The Hungarian Count, the Polish Major and the Slovenian War Horses in South Africa
Keywords:Hungary, Poland, South Africa, Lipizzaner Horses, Spanish Riding School in Vienna
The noble Hungarian Jankovics-Bésán family have long being renowned as influential breeders of Lipizzan horses. During the Second World War in 1944 with the advancing Soviet Red Army bearing down on the family stud farm then located at Oreglak in Hungary, Count Elemér Janković-Bésán de Pribér-Vuchin, decided to flee the farm. He, however, refused to leave behind his beloved horses and fled with eight of the animals, two stallions and six mares.

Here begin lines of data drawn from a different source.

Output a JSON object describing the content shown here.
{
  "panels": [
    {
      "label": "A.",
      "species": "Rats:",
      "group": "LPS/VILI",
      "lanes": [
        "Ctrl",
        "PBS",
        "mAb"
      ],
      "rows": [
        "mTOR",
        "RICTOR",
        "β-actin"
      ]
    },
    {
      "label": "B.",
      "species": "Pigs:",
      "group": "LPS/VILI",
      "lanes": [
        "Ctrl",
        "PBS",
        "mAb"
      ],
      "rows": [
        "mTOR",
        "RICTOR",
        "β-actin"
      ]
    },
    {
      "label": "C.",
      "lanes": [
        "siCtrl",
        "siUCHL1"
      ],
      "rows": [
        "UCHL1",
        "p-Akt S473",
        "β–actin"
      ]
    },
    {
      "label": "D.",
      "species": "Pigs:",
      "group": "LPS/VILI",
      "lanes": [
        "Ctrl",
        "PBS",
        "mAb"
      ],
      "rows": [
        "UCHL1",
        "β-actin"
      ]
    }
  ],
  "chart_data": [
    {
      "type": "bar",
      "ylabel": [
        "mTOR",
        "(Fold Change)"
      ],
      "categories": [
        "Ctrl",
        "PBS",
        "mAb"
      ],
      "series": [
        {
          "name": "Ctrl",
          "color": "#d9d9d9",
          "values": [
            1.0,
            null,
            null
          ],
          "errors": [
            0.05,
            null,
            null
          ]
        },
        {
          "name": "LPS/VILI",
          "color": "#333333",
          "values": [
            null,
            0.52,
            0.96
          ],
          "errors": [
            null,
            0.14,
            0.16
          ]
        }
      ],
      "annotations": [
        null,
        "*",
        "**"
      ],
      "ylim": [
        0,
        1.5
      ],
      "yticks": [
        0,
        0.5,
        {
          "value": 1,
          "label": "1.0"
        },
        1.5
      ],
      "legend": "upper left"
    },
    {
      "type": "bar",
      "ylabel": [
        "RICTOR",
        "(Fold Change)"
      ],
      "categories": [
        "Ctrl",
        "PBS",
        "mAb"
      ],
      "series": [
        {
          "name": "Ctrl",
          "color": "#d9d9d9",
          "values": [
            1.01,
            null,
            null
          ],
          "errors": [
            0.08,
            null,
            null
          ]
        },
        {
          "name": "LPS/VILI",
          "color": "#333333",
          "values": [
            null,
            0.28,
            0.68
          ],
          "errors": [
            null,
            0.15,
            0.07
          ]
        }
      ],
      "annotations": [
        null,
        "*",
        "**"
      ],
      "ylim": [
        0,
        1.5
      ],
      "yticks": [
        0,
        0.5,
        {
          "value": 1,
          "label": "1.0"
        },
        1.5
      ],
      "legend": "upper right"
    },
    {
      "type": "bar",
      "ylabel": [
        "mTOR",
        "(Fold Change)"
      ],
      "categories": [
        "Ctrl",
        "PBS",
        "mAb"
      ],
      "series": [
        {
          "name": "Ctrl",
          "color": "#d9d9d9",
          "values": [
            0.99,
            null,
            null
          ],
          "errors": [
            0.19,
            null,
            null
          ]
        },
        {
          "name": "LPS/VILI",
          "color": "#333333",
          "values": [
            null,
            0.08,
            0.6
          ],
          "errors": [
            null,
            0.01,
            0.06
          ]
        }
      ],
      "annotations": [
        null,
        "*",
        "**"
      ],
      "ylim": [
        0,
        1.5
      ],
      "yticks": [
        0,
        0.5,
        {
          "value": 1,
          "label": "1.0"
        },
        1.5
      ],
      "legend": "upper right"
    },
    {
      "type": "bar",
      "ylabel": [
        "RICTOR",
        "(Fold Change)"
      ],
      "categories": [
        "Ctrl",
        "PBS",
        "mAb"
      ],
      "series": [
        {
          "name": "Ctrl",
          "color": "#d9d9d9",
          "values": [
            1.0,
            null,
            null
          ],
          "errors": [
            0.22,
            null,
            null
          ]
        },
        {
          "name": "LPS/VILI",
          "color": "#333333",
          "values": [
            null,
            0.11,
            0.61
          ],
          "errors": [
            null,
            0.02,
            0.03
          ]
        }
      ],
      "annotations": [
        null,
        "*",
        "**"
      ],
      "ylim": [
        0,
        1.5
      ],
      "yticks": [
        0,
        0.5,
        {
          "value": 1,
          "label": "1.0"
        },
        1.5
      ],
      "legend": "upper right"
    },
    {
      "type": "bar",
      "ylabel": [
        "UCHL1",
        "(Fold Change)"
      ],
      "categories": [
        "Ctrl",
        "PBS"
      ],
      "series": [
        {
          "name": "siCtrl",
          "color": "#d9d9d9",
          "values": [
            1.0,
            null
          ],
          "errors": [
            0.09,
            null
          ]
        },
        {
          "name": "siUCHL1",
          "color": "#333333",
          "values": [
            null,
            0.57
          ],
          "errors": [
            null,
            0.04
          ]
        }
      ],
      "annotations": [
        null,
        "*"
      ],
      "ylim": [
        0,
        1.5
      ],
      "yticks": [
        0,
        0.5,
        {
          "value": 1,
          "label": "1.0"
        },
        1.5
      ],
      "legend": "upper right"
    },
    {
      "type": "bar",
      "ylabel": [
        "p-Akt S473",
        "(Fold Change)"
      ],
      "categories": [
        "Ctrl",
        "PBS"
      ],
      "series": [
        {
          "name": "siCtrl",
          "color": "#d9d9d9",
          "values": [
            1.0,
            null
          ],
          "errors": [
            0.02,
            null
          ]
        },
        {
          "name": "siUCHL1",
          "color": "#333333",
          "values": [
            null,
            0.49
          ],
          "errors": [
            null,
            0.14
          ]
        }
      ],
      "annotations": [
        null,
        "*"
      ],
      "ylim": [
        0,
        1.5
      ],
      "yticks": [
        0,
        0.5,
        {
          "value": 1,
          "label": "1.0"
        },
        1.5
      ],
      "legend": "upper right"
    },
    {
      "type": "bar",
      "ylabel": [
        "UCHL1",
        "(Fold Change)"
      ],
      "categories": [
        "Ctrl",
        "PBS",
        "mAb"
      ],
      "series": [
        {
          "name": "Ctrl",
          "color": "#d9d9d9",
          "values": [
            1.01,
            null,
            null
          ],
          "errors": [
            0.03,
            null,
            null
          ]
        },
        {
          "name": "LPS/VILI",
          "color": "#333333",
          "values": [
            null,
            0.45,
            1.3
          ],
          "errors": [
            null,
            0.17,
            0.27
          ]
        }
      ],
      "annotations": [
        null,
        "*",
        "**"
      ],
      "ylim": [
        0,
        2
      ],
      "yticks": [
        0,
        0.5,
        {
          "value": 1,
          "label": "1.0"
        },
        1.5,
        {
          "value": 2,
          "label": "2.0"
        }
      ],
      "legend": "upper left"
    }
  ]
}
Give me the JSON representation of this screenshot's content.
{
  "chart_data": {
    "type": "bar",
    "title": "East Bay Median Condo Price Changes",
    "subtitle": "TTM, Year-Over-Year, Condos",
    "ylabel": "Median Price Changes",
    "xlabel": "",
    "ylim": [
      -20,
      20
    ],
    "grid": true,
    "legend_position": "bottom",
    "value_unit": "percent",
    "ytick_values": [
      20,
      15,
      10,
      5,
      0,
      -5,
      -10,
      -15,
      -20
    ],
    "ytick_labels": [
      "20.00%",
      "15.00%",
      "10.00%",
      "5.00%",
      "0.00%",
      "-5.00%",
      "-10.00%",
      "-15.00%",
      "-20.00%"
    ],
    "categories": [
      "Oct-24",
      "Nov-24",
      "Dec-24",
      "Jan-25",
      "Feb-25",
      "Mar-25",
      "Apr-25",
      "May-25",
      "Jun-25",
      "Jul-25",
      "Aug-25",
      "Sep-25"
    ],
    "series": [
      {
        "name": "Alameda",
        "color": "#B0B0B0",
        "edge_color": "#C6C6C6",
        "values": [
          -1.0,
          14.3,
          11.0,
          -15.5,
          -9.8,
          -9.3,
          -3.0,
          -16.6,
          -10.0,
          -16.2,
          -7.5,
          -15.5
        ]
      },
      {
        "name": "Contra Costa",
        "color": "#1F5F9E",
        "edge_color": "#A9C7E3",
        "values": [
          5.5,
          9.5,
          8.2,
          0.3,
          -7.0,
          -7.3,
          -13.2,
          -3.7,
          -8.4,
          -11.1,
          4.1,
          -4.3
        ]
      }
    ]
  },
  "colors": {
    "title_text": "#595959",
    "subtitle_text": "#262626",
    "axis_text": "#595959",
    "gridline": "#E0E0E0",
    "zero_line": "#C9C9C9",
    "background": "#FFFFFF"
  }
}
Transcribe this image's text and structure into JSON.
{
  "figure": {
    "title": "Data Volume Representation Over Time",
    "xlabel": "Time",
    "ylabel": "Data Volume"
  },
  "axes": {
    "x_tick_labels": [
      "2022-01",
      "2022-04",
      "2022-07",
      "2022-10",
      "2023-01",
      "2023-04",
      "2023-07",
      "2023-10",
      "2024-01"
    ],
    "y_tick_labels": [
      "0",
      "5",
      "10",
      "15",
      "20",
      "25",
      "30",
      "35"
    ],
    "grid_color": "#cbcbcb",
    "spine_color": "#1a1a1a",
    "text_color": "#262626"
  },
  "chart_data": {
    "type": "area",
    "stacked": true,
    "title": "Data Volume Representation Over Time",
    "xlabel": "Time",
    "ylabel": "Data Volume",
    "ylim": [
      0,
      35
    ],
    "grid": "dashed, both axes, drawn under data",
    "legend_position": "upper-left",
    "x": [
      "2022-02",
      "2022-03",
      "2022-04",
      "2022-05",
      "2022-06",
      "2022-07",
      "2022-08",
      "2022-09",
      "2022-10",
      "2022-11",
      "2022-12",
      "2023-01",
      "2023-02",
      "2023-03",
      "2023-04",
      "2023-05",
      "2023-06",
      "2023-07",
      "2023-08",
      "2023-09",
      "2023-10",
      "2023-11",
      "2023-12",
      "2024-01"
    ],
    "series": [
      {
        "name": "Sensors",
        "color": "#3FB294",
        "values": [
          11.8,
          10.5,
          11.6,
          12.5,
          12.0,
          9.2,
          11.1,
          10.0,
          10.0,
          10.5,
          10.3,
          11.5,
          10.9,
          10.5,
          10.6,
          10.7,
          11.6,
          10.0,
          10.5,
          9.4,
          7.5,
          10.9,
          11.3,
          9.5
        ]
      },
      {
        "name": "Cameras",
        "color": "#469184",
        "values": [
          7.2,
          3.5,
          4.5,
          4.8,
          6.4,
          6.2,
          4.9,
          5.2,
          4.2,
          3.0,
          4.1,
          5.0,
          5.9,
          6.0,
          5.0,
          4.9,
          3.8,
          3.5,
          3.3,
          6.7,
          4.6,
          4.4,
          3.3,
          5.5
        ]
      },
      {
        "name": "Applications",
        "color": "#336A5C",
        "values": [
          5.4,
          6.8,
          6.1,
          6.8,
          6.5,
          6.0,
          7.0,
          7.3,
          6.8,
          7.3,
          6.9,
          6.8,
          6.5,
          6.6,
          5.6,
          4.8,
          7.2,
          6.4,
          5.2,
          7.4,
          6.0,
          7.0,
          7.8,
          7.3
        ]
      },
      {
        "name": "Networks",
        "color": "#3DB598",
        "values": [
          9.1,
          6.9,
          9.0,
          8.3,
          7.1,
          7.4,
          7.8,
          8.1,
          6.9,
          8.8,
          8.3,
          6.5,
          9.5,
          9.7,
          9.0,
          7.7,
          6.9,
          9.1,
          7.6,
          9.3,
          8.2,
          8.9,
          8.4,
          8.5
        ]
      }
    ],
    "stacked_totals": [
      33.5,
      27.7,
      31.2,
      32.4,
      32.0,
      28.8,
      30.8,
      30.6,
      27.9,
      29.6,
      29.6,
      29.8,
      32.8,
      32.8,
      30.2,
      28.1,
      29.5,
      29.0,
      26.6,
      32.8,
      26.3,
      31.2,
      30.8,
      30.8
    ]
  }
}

After stops in Germany and England, the Count decided to relocate with his horses to the Natal midlands of South Africa, where he re-established his family stud farm.
In 1951, during the Royal Agricultural Show in Pietermaritzburg, KwaZulu-Natal, South Africa, the Hungarian horse breeder by chance met a Polish horse trainer. Major Jerzy (George) Iwanowski (13 March 1907 – 28 May 2008) was a graduate of the College of Agriculture in Warsaw. After the Second World War, Iwanowski also decided to leave Europe and relocate to South Africa, where he established the Centaur Stables in Johannesburg.
It is from this meeting of two European horse lovers on the rolling hills of KwaZulu-Natal that South Africa’s world-famous Lipizzaner horses are derived. Based exclusively on the high standards as established by the Spanish Riding School based in Vienna, Austria, South African Lipizzaner’s have been performing since 1957. The original riders were almost exclusively women, unlike their European counterparts. This was because in South Africa the Lipizzan horses that formed part of the original performing team were all privately owned by women who were able to donate their time and efforts to a non-profit organisation that did not really pay its riders to perform.